The Governor’s introduced budget includes a proposed update to the Cooperative Health Budget, the state-local partnership that funds local health departments. Under the proposal, the local shares would be recalculated, resulting in increased state contributions (and lower local matches) in 59 localities and decreased state contributions (and increased local matches) in 54 localities. Twenty localities are already contributing the maximum 45 percent, which would remain unchanged. A spreadsheet prepared by the Virginia Department of Health displaying current and proposed local match rates may be found at this link.
The Cooperative Health Budget structure was established in 1954 and slightly revised in 1964; it established a range of local contributions, with the minimum and maximum local matches set at 18 and 45 percent, respectively. The formula was revised in the early 1990s, in keeping with the recommendations of a 1988 JLARC study, to base local contributions on local revenue capacity and median household income (rather than the estimated true value of real property, as had previously been used to determine local shares). The revised formula retained the 18-45 percent range of local contributions. Since that time, the formula has not been updated regularly. In materials prepared by the Virginia Department of Health as part of the agency’s budget proposals, the Department points out that the outdated local match rates have “resulted in a growing set of localities (predominantly urban and rural) that have seen their cooperative budget match rate remain the same despite significant improvement or declination in their financial/revenue capacity.”

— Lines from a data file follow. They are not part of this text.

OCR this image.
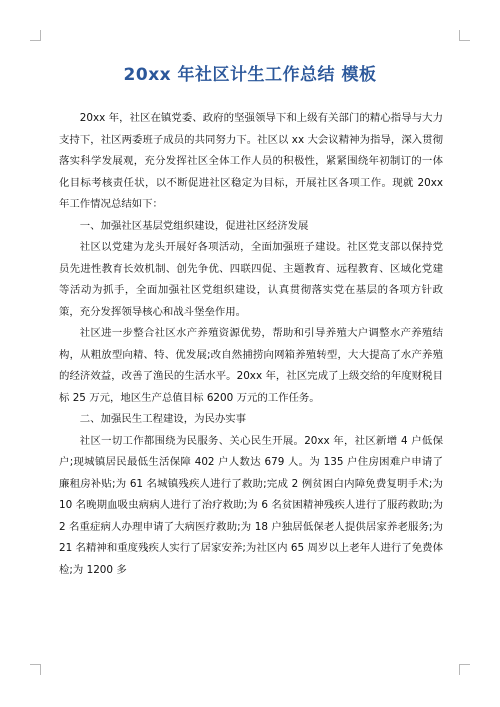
20xx 年社区计生工作总结 模板

20xx 年，社区在镇党委、政府的坚强领导下和上级有关部门的精心指导与大力支持下，社区两委班子成员的共同努力下。社区以 xx 大会议精神为指导，深入贯彻落实科学发展观，充分发挥社区全体工作人员的积极性，紧紧围绕年初制订的一体化目标考核责任状，以不断促进社区稳定为目标，开展社区各项工作。现就 20xx 年工作情况总结如下：

一、加强社区基层党组织建设，促进社区经济发展

社区以党建为龙头开展好各项活动，全面加强班子建设。社区党支部以保持党员先进性教育长效机制、创先争优、四联四促、主题教育、远程教育、区域化党建等活动为抓手，全面加强社区党组织建设，认真贯彻落实党在基层的各项方针政策，充分发挥领导核心和战斗堡垒作用。

社区进一步整合社区水产养殖资源优势，帮助和引导养殖大户调整水产养殖结构，从粗放型向精、特、优发展;改自然捕捞向网箱养殖转型，大大提高了水产养殖的经济效益，改善了渔民的生活水平。20xx 年，社区完成了上级交给的年度财税目标 25 万元，地区生产总值目标 6200 万元的工作任务。

二、加强民生工程建设，为民办实事

社区一切工作都围绕为民服务、关心民生开展。20xx 年，社区新增 4 户低保户;现城镇居民最低生活保障 402 户人数达 679 人。为 135 户住房困难户申请了廉租房补贴;为 61 名城镇残疾人进行了救助;完成 2 例贫困白内障免费复明手术;为 10 名晚期血吸虫病病人进行了治疗救助;为 6 名贫困精神残疾人进行了服药救助;为 2 名重症病人办理申请了大病医疗救助;为 18 户独居低保老人提供居家养老服务;为 21 名精神和重度残疾人实行了居家安养;为社区内 65 周岁以上老年人进行了免费体检;为 1200 多
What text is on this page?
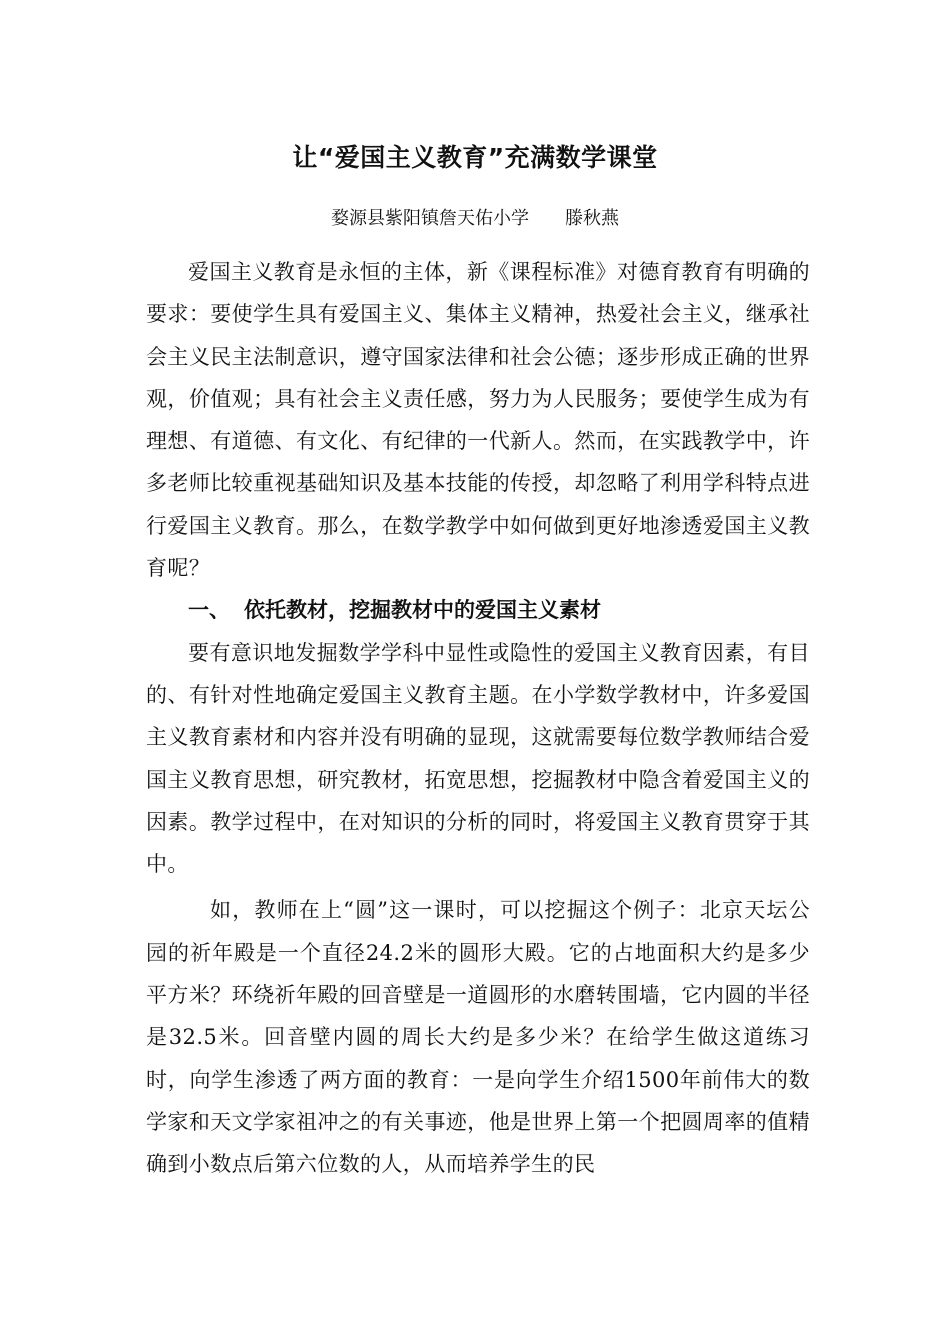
让“爱国主义教育”充满数学课堂
婺源县紫阳镇詹天佑小学 滕秋燕

爱国主义教育是永恒的主体，新《课程标准》对德育教育有明确的要求：要使学生具有爱国主义、集体主义精神，热爱社会主义，继承社会主义民主法制意识，遵守国家法律和社会公德；逐步形成正确的世界观，价值观；具有社会主义责任感，努力为人民服务；要使学生成为有理想、有道德、有文化、有纪律的一代新人。然而，在实践教学中，许多老师比较重视基础知识及基本技能的传授，却忽略了利用学科特点进行爱国主义教育。那么，在数学教学中如何做到更好地渗透爱国主义教育呢？

一、 依托教材，挖掘教材中的爱国主义素材

要有意识地发掘数学学科中显性或隐性的爱国主义教育因素，有目的、有针对性地确定爱国主义教育主题。在小学数学教材中，许多爱国主义教育素材和内容并没有明确的显现，这就需要每位数学教师结合爱国主义教育思想，研究教材，拓宽思想，挖掘教材中隐含着爱国主义的因素。教学过程中，在对知识的分析的同时，将爱国主义教育贯穿于其中。

如，教师在上“圆”这一课时，可以挖掘这个例子：北京天坛公园的祈年殿是一个直径24.2米的圆形大殿。它的占地面积大约是多少平方米？环绕祈年殿的回音壁是一道圆形的水磨转围墙，它内圆的半径是32.5米。回音壁内圆的周长大约是多少米？在给学生做这道练习时，向学生渗透了两方面的教育：一是向学生介绍1500年前伟大的数学家和天文学家祖冲之的有关事迹，他是世界上第一个把圆周率的值精确到小数点后第六位数的人，从而培养学生的民
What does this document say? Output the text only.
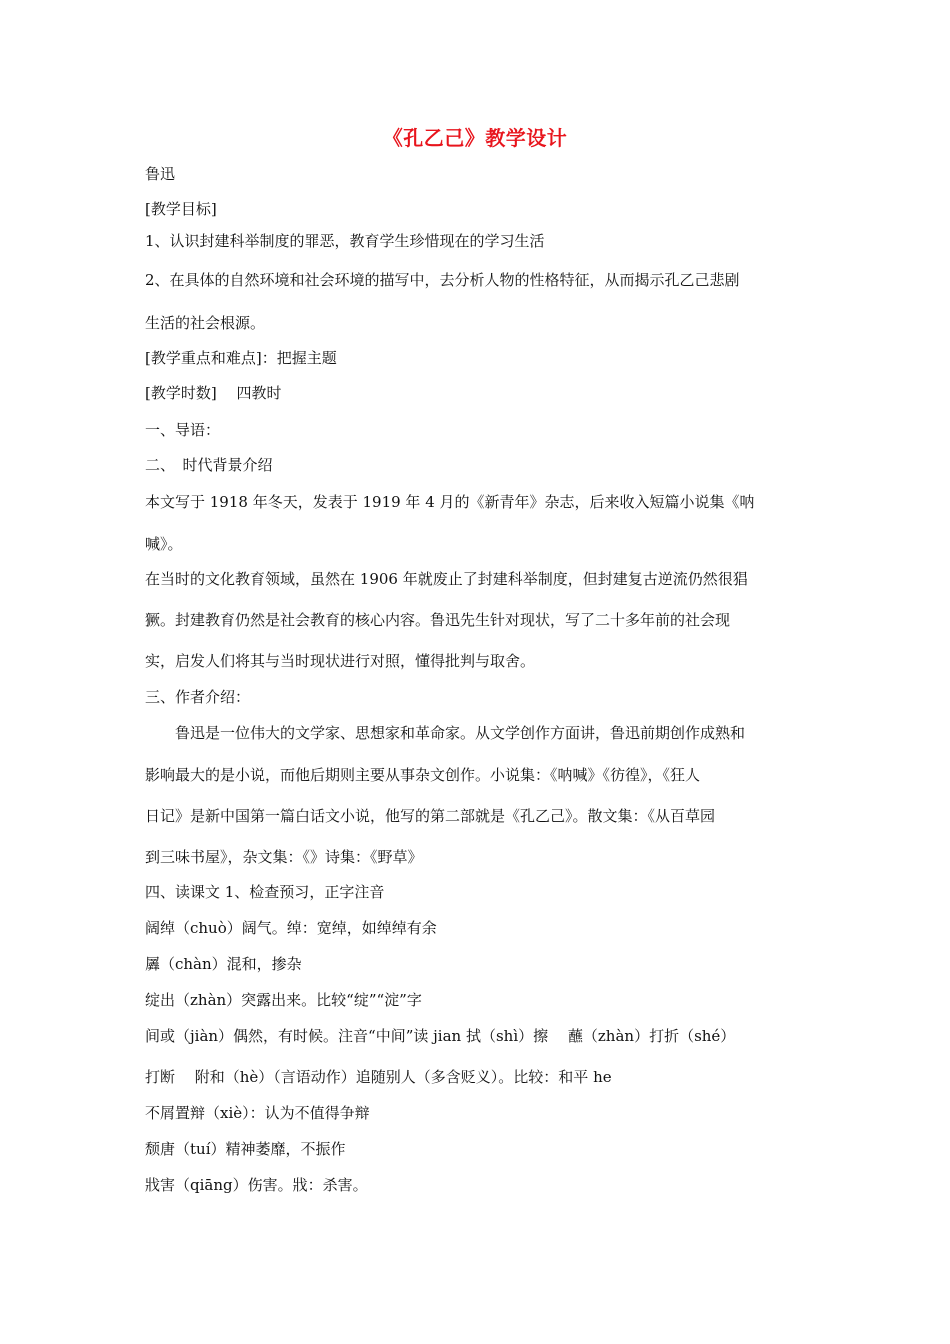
《孔乙己》教学设计
鲁迅
[教学目标]
1、认识封建科举制度的罪恶，教育学生珍惜现在的学习生活
2、在具体的自然环境和社会环境的描写中，去分析人物的性格特征，从而揭示孔乙己悲剧
生活的社会根源。
[教学重点和难点]：把握主题
[教学时数]　 四教时
一、导语：
二、　时代背景介绍
本文写于 1918 年冬天，发表于 1919 年 4 月的《新青年》杂志，后来收入短篇小说集《呐
喊》。
在当时的文化教育领域，虽然在 1906 年就废止了封建科举制度，但封建复古逆流仍然很猖
獗。封建教育仍然是社会教育的核心内容。鲁迅先生针对现状，写了二十多年前的社会现
实，启发人们将其与当时现状进行对照，懂得批判与取舍。
三、作者介绍：
　　鲁迅是一位伟大的文学家、思想家和革命家。从文学创作方面讲，鲁迅前期创作成熟和
影响最大的是小说，而他后期则主要从事杂文创作。小说集：《呐喊》《彷徨》，《狂人
日记》是新中国第一篇白话文小说，他写的第二部就是《孔乙己》。散文集：《从百草园
到三味书屋》，杂文集：《》诗集：《野草》
四、读课文 1、检查预习，正字注音
阔绰（chuò）阔气。绰：宽绰，如绰绰有余
羼（chàn）混和，掺杂
绽出（zhàn）突露出来。比较“绽”“淀”字
间或（jiàn）偶然，有时候。注音“中间”读 jian 拭（shì）擦　 蘸（zhàn）打折（shé）
打断　 附和（hè）（言语动作）追随别人（多含贬义）。比较：和平 he
不屑置辩（xiè）：认为不值得争辩
颓唐（tuí）精神萎靡，不振作
戕害（qiāng）伤害。戕：杀害。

Under the Governor’s proposal, local match rates would be recalculated using current revenue capacity, and an amount not to exceed $10.2 million would be provided in order to fund the additional state contribution that would be required in localities whose ability to pay has decreased, as well as to hold harmless localities that would otherwise be required to contribute an increased local share. Budget language warns that the hold-harmless funding should not be assumed in future years, and directs the Virginia Department of Health to conduct an analysis of match rates and report to the Governor every two years. VACo is working to request additional time to phase in the increased local contributions for affected localities and is interested in working with the Administration and the legislature on additional support to local health departments, as the COVID-19 pandemic has underscored the importance of a robust public health system.